Alguns da direita extrema fazem-nos acreditar que são enviados e apoiados por Deus para defender as pessoas contra as coisas más presentes nos tempos modernos. Daí a necessidade de mostrarem publicamente a sua religiosidade e como são seguidores fiéis da Igreja Católica os órgãos de comunicação, mais ou menos simpatizantes da causa, fazem tornar públicos.

Se estivermos atentos ao que os media nos colocam à disposição diariamente sentimos que o essencial dos factos não é relevante, não é essencial para as pessoas. O irrelevante dos factos é selecionado e amplificado para que sejam acionadas as críticas que sejam mais compreensíveis pelos potenciais eleitores e se indignem com a situação. Não interessa mostrar o enquadramento da causa que, por vezes, é mais complexa do que nos mostram.

As redes sociais possibilitam a qualquer um fazer comentários sobre a situação política que se tornou, por isso, uma maneira eficaz de promover narrativas oposicionistas de cariz populista assim como a publicação de notícias falsas. Há pessoas e grupos que se organizam de modo a tentarem influenciar a opinião pública sobre temas que lhes interessa. Coloca-se material como sendo notícia acerca de factos que são falsos e que, sem filtro, são assumidos como verdadeiros.

Os eleitores que almejam paraísos fictícios são ludibriados com vãs esperanças de promessas fortuitas vindas de alguns partidos que enchem a sua alma desejosa de melhorias intangíveis.

Os canais televisivos debitam diariamente no noticiários e debates políticos onde, por vezes, é evidente a falta de clareza, a repetição diária e sistemática das mesmas imagens e notícias sobre o mesmo tema transmitidos até à exaustão. A estes acrescem comentários e opiniões que fazem parte da agenda político noticiosa de cada canal construídos para causar nas audiências desorientação e funcionam como uma espécie de lavagem cerebral política induzida pelos media mais consumidos através dos quais os potenciais eleitores absorvem informação.

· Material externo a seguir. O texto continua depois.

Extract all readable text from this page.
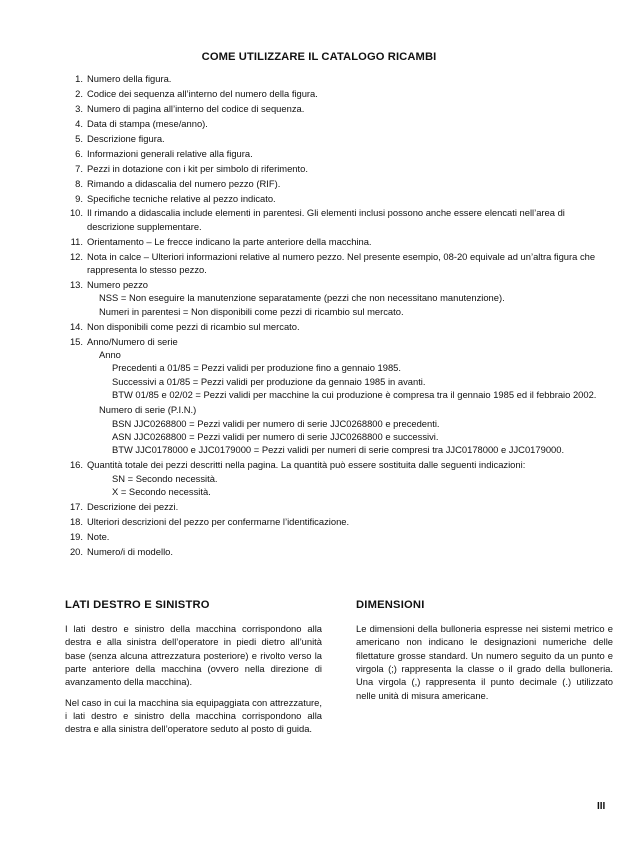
COME UTILIZZARE IL CATALOGO RICAMBI
1. Numero della figura.
2. Codice dei sequenza all’interno del numero della figura.
3. Numero di pagina all’interno del codice di sequenza.
4. Data di stampa (mese/anno).
5. Descrizione figura.
6. Informazioni generali relative alla figura.
7. Pezzi in dotazione con i kit per simbolo di riferimento.
8. Rimando a didascalia del numero pezzo (RIF).
9. Specifiche tecniche relative al pezzo indicato.
10. Il rimando a didascalia include elementi in parentesi. Gli elementi inclusi possono anche essere elencati nell’area di descrizione supplementare.
11. Orientamento – Le frecce indicano la parte anteriore della macchina.
12. Nota in calce – Ulteriori informazioni relative al numero pezzo. Nel presente esempio, 08-20 equivale ad un’altra figura che rappresenta lo stesso pezzo.
13. Numero pezzo
NSS = Non eseguire la manutenzione separatamente (pezzi che non necessitano manutenzione).
Numeri in parentesi = Non disponibili come pezzi di ricambio sul mercato.
14. Non disponibili come pezzi di ricambio sul mercato.
15. Anno/Numero di serie
Anno
Precedenti a 01/85 = Pezzi validi per produzione fino a gennaio 1985.
Successivi a 01/85 = Pezzi validi per produzione da gennaio 1985 in avanti.
BTW 01/85 e 02/02 = Pezzi validi per macchine la cui produzione è compresa tra il gennaio 1985 ed il febbraio 2002.
Numero di serie (P.I.N.)
BSN JJC0268800 = Pezzi validi per numero di serie JJC0268800 e precedenti.
ASN JJC0268800 = Pezzi validi per numero di serie JJC0268800 e successivi.
BTW JJC0178000 e JJC0179000 = Pezzi validi per numeri di serie compresi tra JJC0178000 e JJC0179000.
16. Quantità totale dei pezzi descritti nella pagina. La quantità può essere sostituita dalle seguenti indicazioni:
SN = Secondo necessità.
X = Secondo necessità.
17. Descrizione dei pezzi.
18. Ulteriori descrizioni del pezzo per confermarne l’identificazione.
19. Note.
20. Numero/i di modello.
LATI DESTRO E SINISTRO

I lati destro e sinistro della macchina corrispondono alla destra e alla sinistra dell’operatore in piedi dietro all’unità base (senza alcuna attrezzatura posteriore) e rivolto verso la parte anteriore della macchina (ovvero nella direzione di avanzamento della macchina).

Nel caso in cui la macchina sia equipaggiata con attrezzature, i lati destro e sinistro della macchina corrispondono alla destra e alla sinistra dell’operatore seduto al posto di guida.

DIMENSIONI

Le dimensioni della bulloneria espresse nei sistemi metrico e americano non indicano le designazioni numeriche delle filettature grosse standard. Un numero seguito da un punto e virgola (;) rappresenta la classe o il grado della bulloneria. Una virgola (,) rappresenta il punto decimale (.) utilizzato nelle unità di misura americane.

III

Saber distinguir o trigo do joio em tudo aquilo que os media e os partidos nos “vendem” é uma arte que deve ser cultivada, sem emoções arrebatadas levantadas pelos contextos políticos e até por opções pessoais de ordem partidária ou ideológica. Nós, os eleitores, não nos podemos deixar levar por crenças misturadas neste caldeirão emocional em que os media e os partidos nos fazem viver sem discernir racionalmente, o que, por vezes, se torna difícil.